Den Haag, 17 december 2004.
De Minister van Economische Zaken, L.J. Brinkhorst.

Toelichting

1. Doel en aanleiding

Artikel 18, vierde lid, van de Regeling garanties van oorsprong voor duurzame elektriciteit voorzag voor deze wijziging in een overgangsregeling voor de overgangssituatie van 2003 naar 2004 met betrekking tot de accountantsverklaringen voor de opwekking van duurzame elektriciteit door middel van buitenlandse biomassa. De voorliggende regeling vervangt deze overgangsregeling, die inmiddels is uitgewerkt, door een nieuwe overgangsregeling voor de overgang van het jaar 2004 naar 2005 met betrekking tot energiebelasting-aanduidingen voor in het buitenland opgewekte biomassa.

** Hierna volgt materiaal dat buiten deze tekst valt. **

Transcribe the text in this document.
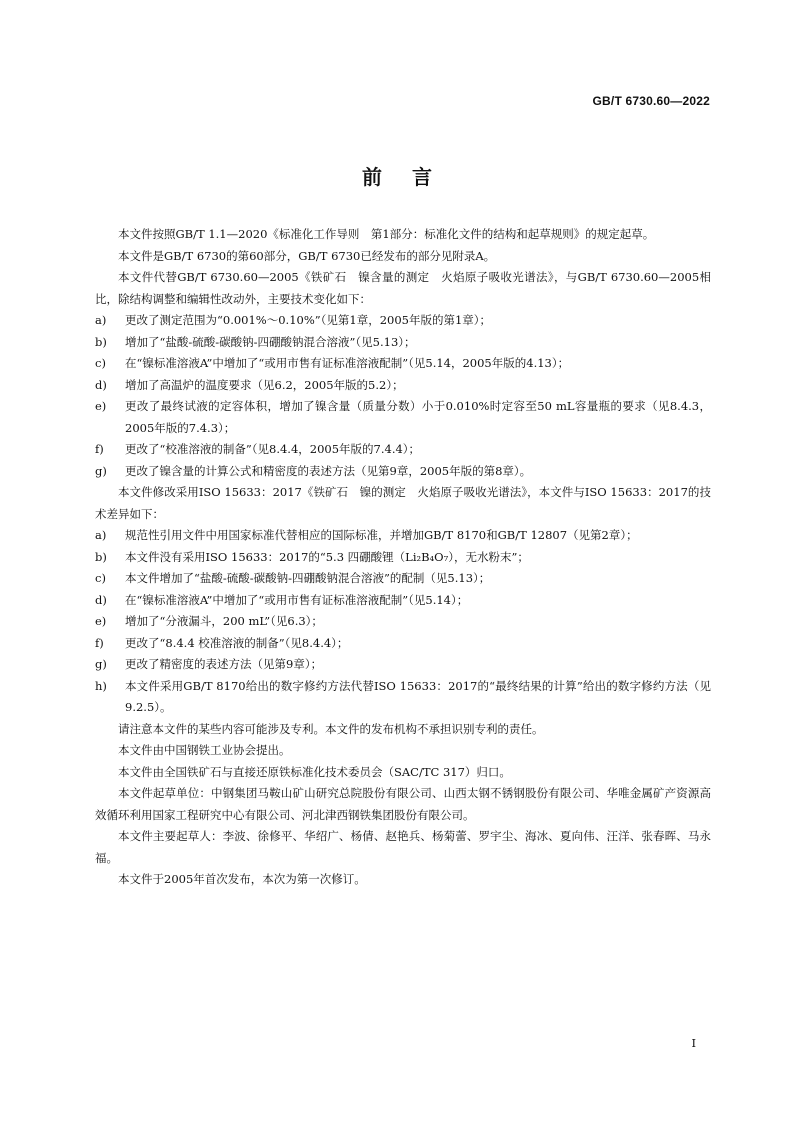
GB/T 6730.60—2022
前言

本文件按照GB/T 1.1—2020《标准化工作导则　第1部分：标准化文件的结构和起草规则》的规定起草。

本文件是GB/T 6730的第60部分，GB/T 6730已经发布的部分见附录A。

本文件代替GB/T 6730.60—2005《铁矿石　镍含量的测定　火焰原子吸收光谱法》，与GB/T 6730.60—2005相比，除结构调整和编辑性改动外，主要技术变化如下：

a)	更改了测定范围为“0.001%～0.10%”（见第1章，2005年版的第1章）；
b)	增加了“盐酸-硫酸-碳酸钠-四硼酸钠混合溶液”（见5.13）；
c)	在“镍标准溶液A”中增加了“或用市售有证标准溶液配制”（见5.14，2005年版的4.13）；
d)	增加了高温炉的温度要求（见6.2，2005年版的5.2）；
e)	更改了最终试液的定容体积，增加了镍含量（质量分数）小于0.010%时定容至50 mL容量瓶的要求（见8.4.3，2005年版的7.4.3）；
f)	更改了“校准溶液的制备”（见8.4.4，2005年版的7.4.4）；
g)	更改了镍含量的计算公式和精密度的表述方法（见第9章，2005年版的第8章）。

本文件修改采用ISO 15633：2017《铁矿石　镍的测定　火焰原子吸收光谱法》，本文件与ISO 15633：2017的技术差异如下：

a)	规范性引用文件中用国家标准代替相应的国际标准，并增加GB/T 8170和GB/T 12807（见第2章）；
b)	本文件没有采用ISO 15633：2017的“5.3 四硼酸锂（Li₂B₄O₇），无水粉末”；
c)	本文件增加了“盐酸-硫酸-碳酸钠-四硼酸钠混合溶液”的配制（见5.13）；
d)	在“镍标准溶液A”中增加了“或用市售有证标准溶液配制”（见5.14）；
e)	增加了“分液漏斗，200 mL”（见6.3）；
f)	更改了“8.4.4 校准溶液的制备”（见8.4.4）；
g)	更改了精密度的表述方法（见第9章）；
h)	本文件采用GB/T 8170给出的数字修约方法代替ISO 15633：2017的“最终结果的计算”给出的数字修约方法（见9.2.5）。

请注意本文件的某些内容可能涉及专利。本文件的发布机构不承担识别专利的责任。

本文件由中国钢铁工业协会提出。

本文件由全国铁矿石与直接还原铁标准化技术委员会（SAC/TC 317）归口。

本文件起草单位：中钢集团马鞍山矿山研究总院股份有限公司、山西太钢不锈钢股份有限公司、华唯金属矿产资源高效循环利用国家工程研究中心有限公司、河北津西钢铁集团股份有限公司。

本文件主要起草人：李波、徐修平、华绍广、杨倩、赵艳兵、杨菊蕾、罗宇尘、海冰、夏向伟、汪洋、张春晖、马永福。

本文件于2005年首次发布，本次为第一次修订。

I
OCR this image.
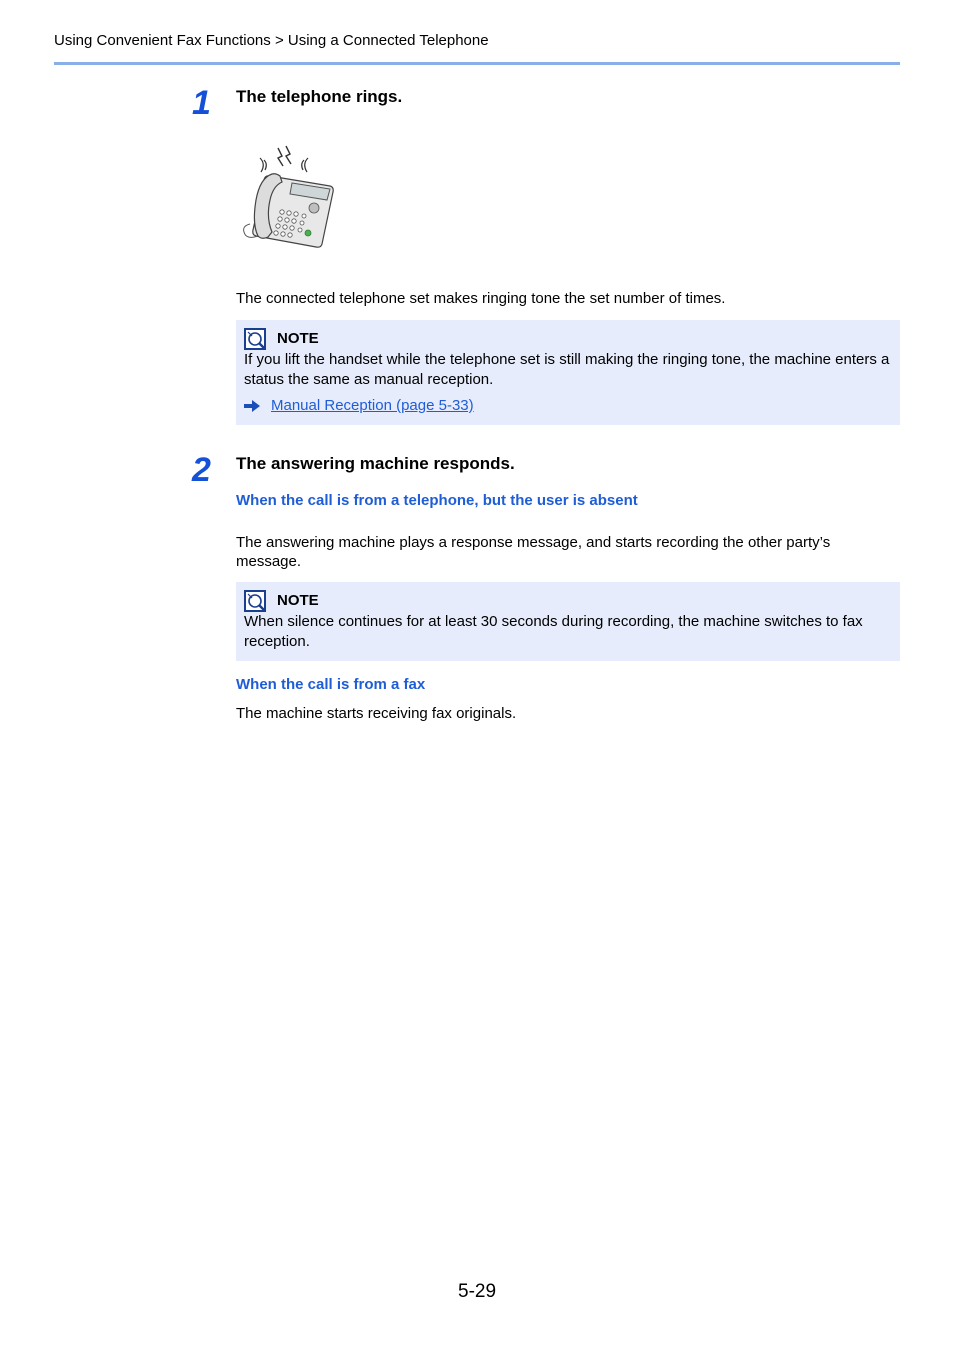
Using Convenient Fax Functions > Using a Connected Telephone
1 The telephone rings.
The connected telephone set makes ringing tone the set number of times.
NOTE
If you lift the handset while the telephone set is still making the ringing tone, the machine enters a status the same as manual reception.
Manual Reception (page 5-33)
2 The answering machine responds.
When the call is from a telephone, but the user is absent
The answering machine plays a response message, and starts recording the other party’s message.
NOTE
When silence continues for at least 30 seconds during recording, the machine switches to fax reception.
When the call is from a fax
The machine starts receiving fax originals.
5-29
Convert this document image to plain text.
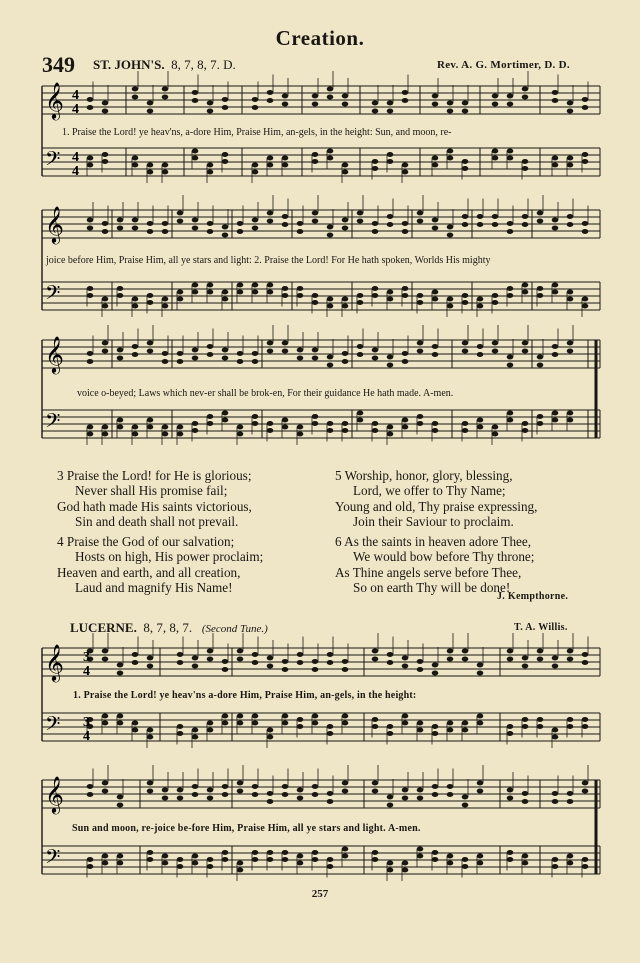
Creation.
349 ST. JOHN'S. 8, 7, 8, 7. D.	Rev. A. G. Mortimer, D. D.
𝄞
𝄢
4
4
4
4
𝄞
𝄢
𝄞
𝄢
𝄞
𝄢
3
4
3
4
𝄞
𝄢
1. Praise the Lord! ye heav'ns, a-dore Him, Praise Him, an-gels, in the height: Sun, and moon, re-
joice before Him, Praise Him, all ye stars and light: 2. Praise the Lord! For He hath spoken, Worlds His mighty
voice o-beyed; Laws which nev-er shall be brok-en, For their guidance He hath made. A-men.
3 Praise the Lord! for He is glorious;
Never shall His promise fail;
God hath made His saints victorious,
Sin and death shall not prevail.
4 Praise the God of our salvation;
Hosts on high, His power proclaim;
Heaven and earth, and all creation,
Laud and magnify His Name!
5 Worship, honor, glory, blessing,
Lord, we offer to Thy Name;
Young and old, Thy praise expressing,
Join their Saviour to proclaim.
6 As the saints in heaven adore Thee,
We would bow before Thy throne;
As Thine angels serve before Thee,
So on earth Thy will be done!
J. Kempthorne.
LUCERNE. 8, 7, 8, 7. (Second Tune.)	T. A. Willis.
1. Praise the Lord! ye heav'ns a-dore Him, Praise Him, an-gels, in the height:
Sun and moon, re-joice be-fore Him, Praise Him, all ye stars and light. A-men.
257
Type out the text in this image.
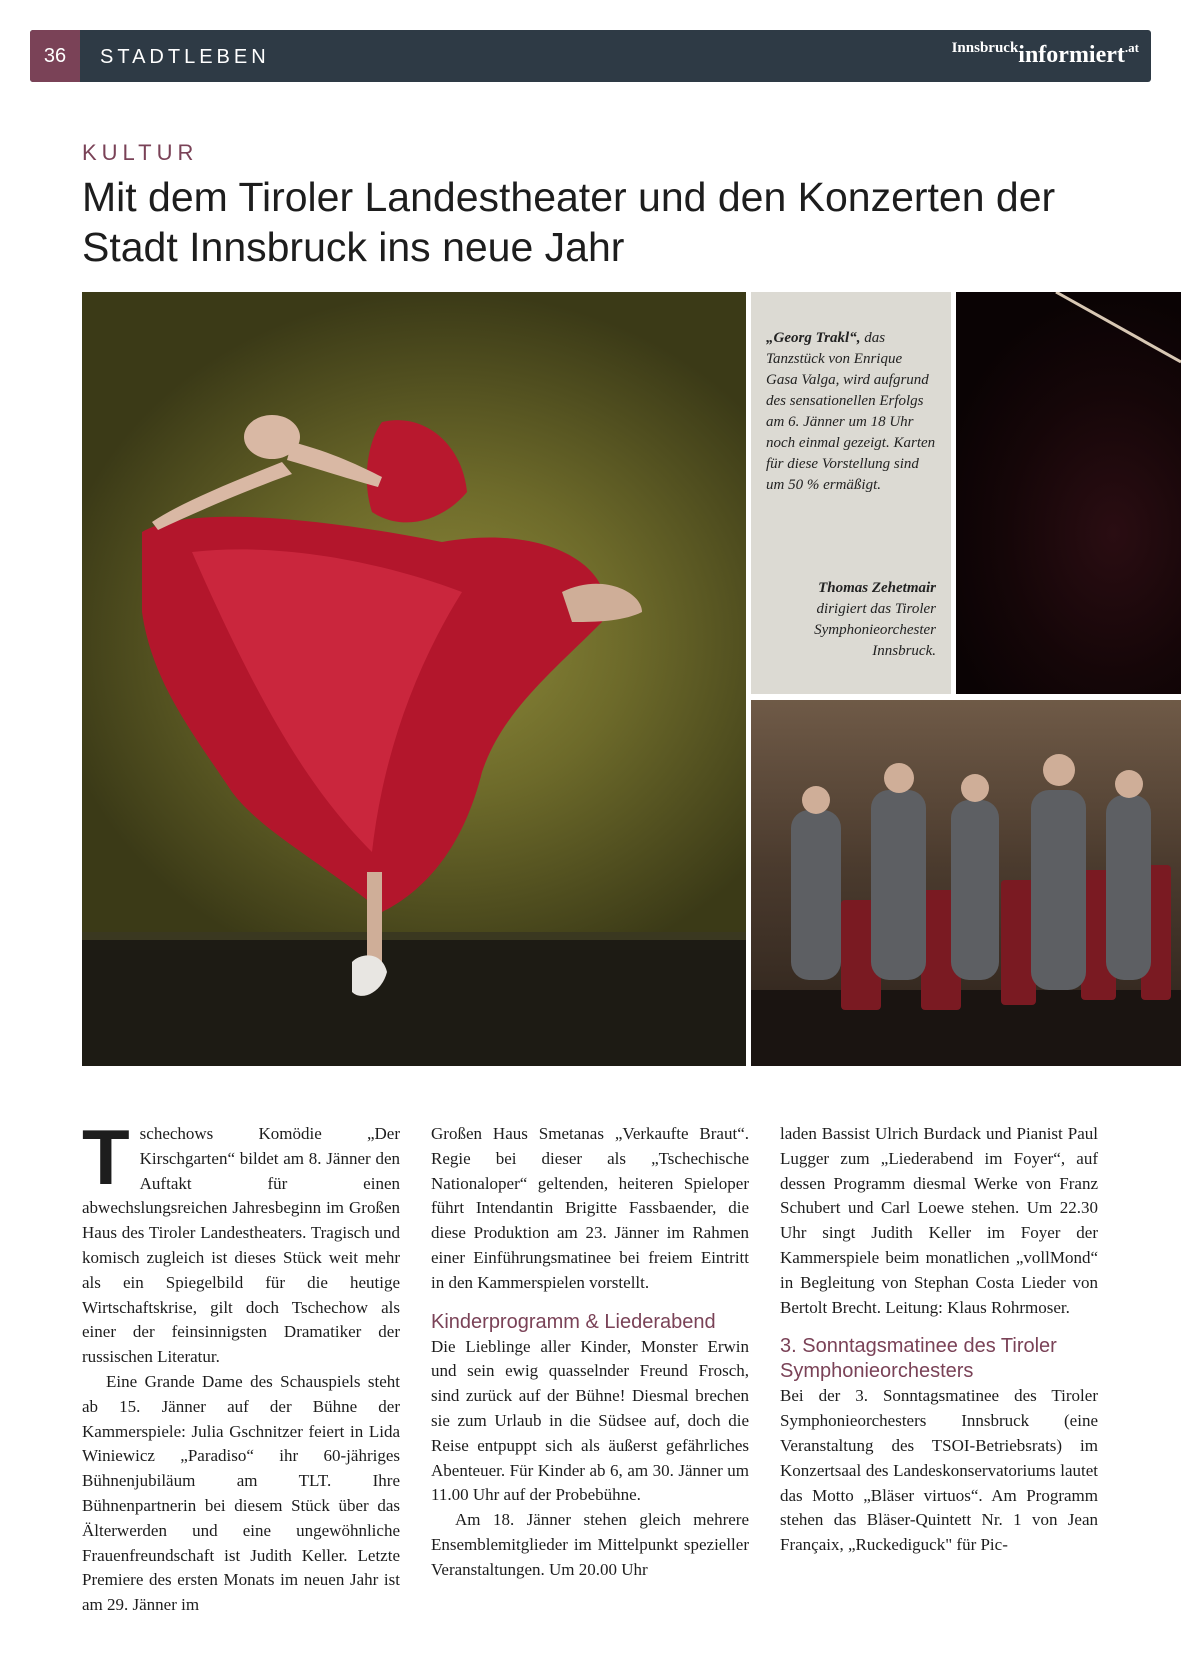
36	STADTLEBEN	Innsbruckinformiert$^{.at}$
KULTUR
Mit dem Tiroler Landestheater und den Konzerten der Stadt Innsbruck ins neue Jahr
„Georg Trakl“, das Tanzstück von Enrique Gasa Valga, wird aufgrund des sensationellen Erfolgs am 6. Jänner um 18 Uhr noch einmal gezeigt. Karten für diese Vorstellung sind um 50 % ermäßigt.
Thomas Zehetmair dirigiert das Tiroler Symphonieorchester Innsbruck.

Tschechows Komödie „Der Kirschgarten“ bildet am 8. Jänner den Auftakt für einen abwechslungsreichen Jahresbeginn im Großen Haus des Tiroler Landestheaters. Tragisch und komisch zugleich ist dieses Stück weit mehr als ein Spiegelbild für die heutige Wirtschaftskrise, gilt doch Tschechow als einer der feinsinnigsten Dramatiker der russischen Literatur.

Eine Grande Dame des Schauspiels steht ab 15. Jänner auf der Bühne der Kammerspiele: Julia Gschnitzer feiert in Lida Winiewicz „Paradiso“ ihr 60-jähriges Bühnenjubiläum am TLT. Ihre Bühnenpartnerin bei diesem Stück über das Älterwerden und eine ungewöhnliche Frauenfreundschaft ist Judith Keller. Letzte Premiere des ersten Monats im neuen Jahr ist am 29. Jänner im

Großen Haus Smetanas „Verkaufte Braut“. Regie bei dieser als „Tschechische Nationaloper“ geltenden, heiteren Spieloper führt Intendantin Brigitte Fassbaender, die diese Produktion am 23. Jänner im Rahmen einer Einführungsmatinee bei freiem Eintritt in den Kammerspielen vorstellt.

Kinderprogramm & Liederabend

Die Lieblinge aller Kinder, Monster Erwin und sein ewig quasselnder Freund Frosch, sind zurück auf der Bühne! Diesmal brechen sie zum Urlaub in die Südsee auf, doch die Reise entpuppt sich als äußerst gefährliches Abenteuer. Für Kinder ab 6, am 30. Jänner um 11.00 Uhr auf der Probebühne.

Am 18. Jänner stehen gleich mehrere Ensemblemitglieder im Mittelpunkt spezieller Veranstaltungen. Um 20.00 Uhr

laden Bassist Ulrich Burdack und Pianist Paul Lugger zum „Liederabend im Foyer“, auf dessen Programm diesmal Werke von Franz Schubert und Carl Loewe stehen. Um 22.30 Uhr singt Judith Keller im Foyer der Kammerspiele beim monatlichen „vollMond“ in Begleitung von Stephan Costa Lieder von Bertolt Brecht. Leitung: Klaus Rohrmoser.

3. Sonntagsmatinee des Tiroler Symphonieorchesters

Bei der 3. Sonntagsmatinee des Tiroler Symphonieorchesters Innsbruck (eine Veranstaltung des TSOI-Betriebsrats) im Konzertsaal des Landeskonservatoriums lautet das Motto „Bläser virtuos“. Am Programm stehen das Bläser-Quintett Nr. 1 von Jean Françaix, „Ruckediguck" für Pic-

Deze overgangsregeling is noodzakelijk omdat naar verwachting een aantal handelaren vanaf het moment van inwerkingtreding van deze regeling niet langer energiebelasting-aanduidingen aan zullen vragen. Reden hiervoor is dat met ingang van 1 januari 2005 ingevolge het Belastingplan 2004 (Stb. 2003, 526) artikel 36i, zesde lid, van de Wet belastingen op milieugrondslag komt te vervallen, waardoor het aanvragen van een energiebelasting-aanduiding volgens artikel 15 en 16 van de Regeling garanties van oorsprong voor duurzame elektriciteit geen doel meer treft.

2. Inhoud

In verband met het aanvragen van een energiebelasting-aanduiding voor biomassa die in het buitenland is opgewekt, moet ingevolge artikel 16 van de Regeling garanties van oorsprong voor duurzame elektriciteit een accountantsverklaring worden overgelegd. Naar aanleiding van deze accountantsverklaring kan een correctie plaats vinden van de reeds uitgegeven aantallen energiebelasting-aanduidingen. In de situatie dat geen nieuwe energiebelasting-aanduidingen worden aangevraagd, kan deze correctie niet plaats vinden. Deze regeling verplicht rekeninghouders (lees hier: handelaren in buitenlandse biomassa) er toe om, binnen een maand na indiening van hun accountantsverklaring bij de garantiebeheerinstantie, zoveel vergelijkbare garanties van oorsprong op hun rekening hebben staan (desnoods door deze van andere rekeninghouders te kopen) als noodzakelijk is voor het doorvoeren van een eventuele correcties door de garantiebeheerinstantie.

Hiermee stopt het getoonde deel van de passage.